The father has another choice ahead: whether to let Machuei undergo his tribe's traditional manhood rites, in which six bottom teeth are removed and four incisions are made in the forehead. This signals that a Dinka boy is ready for marriage.

The cattle camp manager has advised parents against it, saying the ritual, a mark of ethnic distinction, makes it more difficult for Sudan's many tribes to blend in at school.

Gong looks at his son, dressed in dirty brown shorts, gulping fresh milk from a pail. The father says he will not make the boy remove his teeth or scar his face.

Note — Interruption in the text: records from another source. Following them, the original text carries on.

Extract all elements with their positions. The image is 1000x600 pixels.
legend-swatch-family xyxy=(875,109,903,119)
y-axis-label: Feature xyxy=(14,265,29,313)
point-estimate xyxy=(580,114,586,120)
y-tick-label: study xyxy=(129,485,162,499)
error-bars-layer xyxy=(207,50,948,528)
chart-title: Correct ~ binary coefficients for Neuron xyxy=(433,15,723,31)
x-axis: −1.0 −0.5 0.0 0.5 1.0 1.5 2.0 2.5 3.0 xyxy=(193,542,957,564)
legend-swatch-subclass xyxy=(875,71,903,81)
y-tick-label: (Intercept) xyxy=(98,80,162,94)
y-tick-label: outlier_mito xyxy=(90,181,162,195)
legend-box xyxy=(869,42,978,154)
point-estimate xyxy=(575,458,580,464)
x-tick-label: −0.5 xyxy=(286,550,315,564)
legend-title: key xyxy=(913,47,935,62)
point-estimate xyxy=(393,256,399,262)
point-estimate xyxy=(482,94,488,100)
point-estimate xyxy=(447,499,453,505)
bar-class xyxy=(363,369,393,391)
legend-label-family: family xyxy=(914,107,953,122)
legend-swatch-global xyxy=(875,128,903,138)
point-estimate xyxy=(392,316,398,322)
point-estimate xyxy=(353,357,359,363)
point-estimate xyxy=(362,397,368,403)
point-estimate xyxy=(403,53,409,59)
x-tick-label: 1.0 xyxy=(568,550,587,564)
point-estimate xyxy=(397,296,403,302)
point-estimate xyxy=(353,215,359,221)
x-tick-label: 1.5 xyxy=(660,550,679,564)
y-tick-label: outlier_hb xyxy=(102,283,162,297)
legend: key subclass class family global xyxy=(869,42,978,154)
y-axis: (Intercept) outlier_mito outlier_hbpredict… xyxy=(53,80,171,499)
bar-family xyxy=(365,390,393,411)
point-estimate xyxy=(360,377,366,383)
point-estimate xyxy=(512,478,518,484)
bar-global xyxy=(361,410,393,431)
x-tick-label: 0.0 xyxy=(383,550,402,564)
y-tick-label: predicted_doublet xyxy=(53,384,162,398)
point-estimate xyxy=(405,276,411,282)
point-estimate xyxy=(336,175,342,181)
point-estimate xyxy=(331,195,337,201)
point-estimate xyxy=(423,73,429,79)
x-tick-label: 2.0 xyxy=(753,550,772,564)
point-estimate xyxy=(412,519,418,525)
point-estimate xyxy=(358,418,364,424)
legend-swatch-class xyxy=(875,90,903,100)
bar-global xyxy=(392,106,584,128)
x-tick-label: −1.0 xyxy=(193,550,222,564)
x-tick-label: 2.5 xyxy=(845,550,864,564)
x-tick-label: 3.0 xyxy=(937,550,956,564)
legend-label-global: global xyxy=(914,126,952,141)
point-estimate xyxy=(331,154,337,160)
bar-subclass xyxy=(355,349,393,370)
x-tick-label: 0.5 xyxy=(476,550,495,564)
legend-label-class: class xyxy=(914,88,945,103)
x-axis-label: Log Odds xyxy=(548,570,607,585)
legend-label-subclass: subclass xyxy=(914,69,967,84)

"I've made my decision," he says. "School is more important."

A Man's Job


Bakic Magol has just been paid, so he and his friend Mangui Yuot can buy breakfast. Usually they just drink milk, but on paydays they can afford a bowl of beans. In the shade of a grass hut, they hungrily eat from bowls of oily mush without speaking.

As they walk back to the cattle pen, an old woman with a torn dress begs Bakic for money to buy tobacco. Farther down the dirt path, another woman clutches Bakic's arm, asking whether her daughter can come and milk the cows for some free milk.

Bakic's carefree mood is gone. He lowers his head and sprints back to work.

The next day his father, Alfred Magol, crippled and blinded from a land mine, rests under a tree and talks about how even peace has not brought relief to his family. No one from the new government has come to pay disabled veterans, he complains.

And if peace doesn't last, how can he afford to let his son leave work and go to school? The country is still not stable, and the family is worried.

Bakic's mother, Mary Achol, would also prefer him to be in a classroom. When he visits home these days, she says, he doesn't like her to touch him or make him food.